V VestedGrant

Capital loss carryover

Also: capital loss carryover, loss carryforward, capital loss carry-forward

Net capital losses exceeding $3,000 in a tax year that carry forward indefinitely to offset future gains. The $3,000 annual offset against ordinary income continues until the carryover is exhausted.

When total capital losses exceed capital gains in a year, the excess is first used to offset up to $3,000 of ordinary income ($1,500 if married filing separately). Remaining losses carry forward indefinitely. The carryforward keeps its character, short-term losses remain short-term, long-term losses remain long-term. At the taxpayer’s death, any unused carryover is lost: it does not transfer to heirs.

Example: an employee has $85,000 of realized losses and no gains in 2024. She uses $3,000 against 2024 ordinary income. The remaining $82,000 carries into 2025. In 2025 she realizes $60,000 of long-term gains from RSU sales. The carryforward offsets all $60,000, and the remaining $22,000 offsets up to $3,000 more of 2025 ordinary income. A $19,000 balance continues to 2026.

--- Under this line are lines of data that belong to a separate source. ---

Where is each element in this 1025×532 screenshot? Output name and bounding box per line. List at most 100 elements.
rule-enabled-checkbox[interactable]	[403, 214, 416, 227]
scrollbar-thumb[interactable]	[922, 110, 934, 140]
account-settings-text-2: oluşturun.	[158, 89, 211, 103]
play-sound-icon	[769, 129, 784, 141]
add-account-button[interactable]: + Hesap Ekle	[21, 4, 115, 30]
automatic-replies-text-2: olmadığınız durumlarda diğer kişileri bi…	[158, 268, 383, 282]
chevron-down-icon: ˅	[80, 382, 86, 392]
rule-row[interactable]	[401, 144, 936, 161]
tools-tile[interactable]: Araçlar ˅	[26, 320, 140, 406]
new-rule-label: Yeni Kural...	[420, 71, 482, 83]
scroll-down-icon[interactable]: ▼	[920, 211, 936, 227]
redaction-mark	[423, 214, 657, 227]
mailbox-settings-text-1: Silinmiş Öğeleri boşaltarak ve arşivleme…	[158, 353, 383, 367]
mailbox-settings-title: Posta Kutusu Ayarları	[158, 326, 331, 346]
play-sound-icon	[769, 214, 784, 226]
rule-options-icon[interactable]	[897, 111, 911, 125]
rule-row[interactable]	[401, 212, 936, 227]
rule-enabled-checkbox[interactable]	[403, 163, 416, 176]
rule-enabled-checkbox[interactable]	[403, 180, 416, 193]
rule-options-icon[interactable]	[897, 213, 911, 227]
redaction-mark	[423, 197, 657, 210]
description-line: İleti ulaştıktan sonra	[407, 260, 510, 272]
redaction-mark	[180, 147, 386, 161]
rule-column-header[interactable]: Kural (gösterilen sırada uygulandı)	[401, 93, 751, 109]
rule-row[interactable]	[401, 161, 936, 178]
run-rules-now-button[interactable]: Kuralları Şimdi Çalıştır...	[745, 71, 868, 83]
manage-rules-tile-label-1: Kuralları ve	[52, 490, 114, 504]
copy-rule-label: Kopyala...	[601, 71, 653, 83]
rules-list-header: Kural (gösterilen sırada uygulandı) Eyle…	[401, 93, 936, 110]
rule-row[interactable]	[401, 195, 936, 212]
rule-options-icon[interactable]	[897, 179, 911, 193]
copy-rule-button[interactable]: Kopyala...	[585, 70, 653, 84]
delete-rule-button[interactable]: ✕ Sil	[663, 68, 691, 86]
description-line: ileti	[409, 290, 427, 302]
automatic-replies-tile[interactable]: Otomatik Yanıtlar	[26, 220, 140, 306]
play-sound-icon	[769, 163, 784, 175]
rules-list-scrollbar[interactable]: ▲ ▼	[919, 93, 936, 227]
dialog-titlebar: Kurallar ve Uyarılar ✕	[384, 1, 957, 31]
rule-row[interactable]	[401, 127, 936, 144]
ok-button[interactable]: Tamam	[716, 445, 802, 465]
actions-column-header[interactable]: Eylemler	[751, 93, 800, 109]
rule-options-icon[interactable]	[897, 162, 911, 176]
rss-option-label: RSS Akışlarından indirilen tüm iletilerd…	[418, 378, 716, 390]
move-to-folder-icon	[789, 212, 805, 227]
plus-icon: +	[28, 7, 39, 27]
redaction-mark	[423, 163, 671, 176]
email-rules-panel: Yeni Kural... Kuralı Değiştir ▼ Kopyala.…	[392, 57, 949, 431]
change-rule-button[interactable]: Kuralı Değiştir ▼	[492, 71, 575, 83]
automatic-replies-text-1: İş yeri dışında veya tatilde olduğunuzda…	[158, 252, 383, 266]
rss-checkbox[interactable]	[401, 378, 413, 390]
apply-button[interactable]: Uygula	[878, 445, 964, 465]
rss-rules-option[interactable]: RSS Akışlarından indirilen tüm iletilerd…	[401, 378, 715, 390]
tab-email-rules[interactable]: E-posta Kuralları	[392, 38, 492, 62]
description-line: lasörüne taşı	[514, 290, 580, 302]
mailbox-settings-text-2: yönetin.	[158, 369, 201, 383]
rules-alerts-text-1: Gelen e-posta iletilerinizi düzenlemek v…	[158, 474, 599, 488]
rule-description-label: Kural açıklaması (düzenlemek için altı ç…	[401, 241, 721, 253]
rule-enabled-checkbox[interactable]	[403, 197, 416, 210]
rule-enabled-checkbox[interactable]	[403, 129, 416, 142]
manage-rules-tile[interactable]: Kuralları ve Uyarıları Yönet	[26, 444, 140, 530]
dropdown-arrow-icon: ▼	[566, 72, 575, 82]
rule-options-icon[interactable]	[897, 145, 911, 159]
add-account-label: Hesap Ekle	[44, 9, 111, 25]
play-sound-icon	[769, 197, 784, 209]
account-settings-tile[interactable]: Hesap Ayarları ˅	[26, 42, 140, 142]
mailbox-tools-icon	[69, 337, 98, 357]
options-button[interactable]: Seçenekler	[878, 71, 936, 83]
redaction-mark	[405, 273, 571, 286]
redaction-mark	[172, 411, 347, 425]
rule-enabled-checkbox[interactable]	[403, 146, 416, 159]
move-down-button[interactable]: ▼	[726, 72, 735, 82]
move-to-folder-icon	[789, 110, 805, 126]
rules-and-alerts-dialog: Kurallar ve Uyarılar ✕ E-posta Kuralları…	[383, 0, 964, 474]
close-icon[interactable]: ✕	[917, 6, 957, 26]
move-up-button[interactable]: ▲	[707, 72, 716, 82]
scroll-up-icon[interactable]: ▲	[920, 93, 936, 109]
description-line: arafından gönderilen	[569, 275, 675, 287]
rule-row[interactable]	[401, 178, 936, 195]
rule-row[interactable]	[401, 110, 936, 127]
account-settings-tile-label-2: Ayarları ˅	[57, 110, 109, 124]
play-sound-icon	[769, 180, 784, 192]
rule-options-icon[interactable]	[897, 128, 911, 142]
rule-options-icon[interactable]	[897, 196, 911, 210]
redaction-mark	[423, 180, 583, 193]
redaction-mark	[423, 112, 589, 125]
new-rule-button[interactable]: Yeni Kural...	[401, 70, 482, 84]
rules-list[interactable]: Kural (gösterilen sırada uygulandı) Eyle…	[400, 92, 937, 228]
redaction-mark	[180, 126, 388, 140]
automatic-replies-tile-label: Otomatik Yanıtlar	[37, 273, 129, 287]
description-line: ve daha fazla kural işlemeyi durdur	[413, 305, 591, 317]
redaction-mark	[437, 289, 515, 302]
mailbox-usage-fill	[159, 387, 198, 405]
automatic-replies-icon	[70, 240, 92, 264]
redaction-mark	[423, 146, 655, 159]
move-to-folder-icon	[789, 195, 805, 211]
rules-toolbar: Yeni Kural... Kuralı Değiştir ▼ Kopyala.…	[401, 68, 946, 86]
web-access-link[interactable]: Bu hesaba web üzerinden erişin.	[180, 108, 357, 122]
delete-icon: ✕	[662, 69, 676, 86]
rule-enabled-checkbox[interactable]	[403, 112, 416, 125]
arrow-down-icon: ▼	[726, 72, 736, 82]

Common mistake: switching tax preparers and failing to migrate the carryover. Check the prior-year Schedule D line 15 and line 16 for short- and long-term carryover balances.

Capital loss carryovers matter at each year’s tax filing, at planning a large gain year (Roth conversion, ISO exercise, QSBS sale), and at estate planning, where unused carryovers should be consumed while the taxpayer is alive.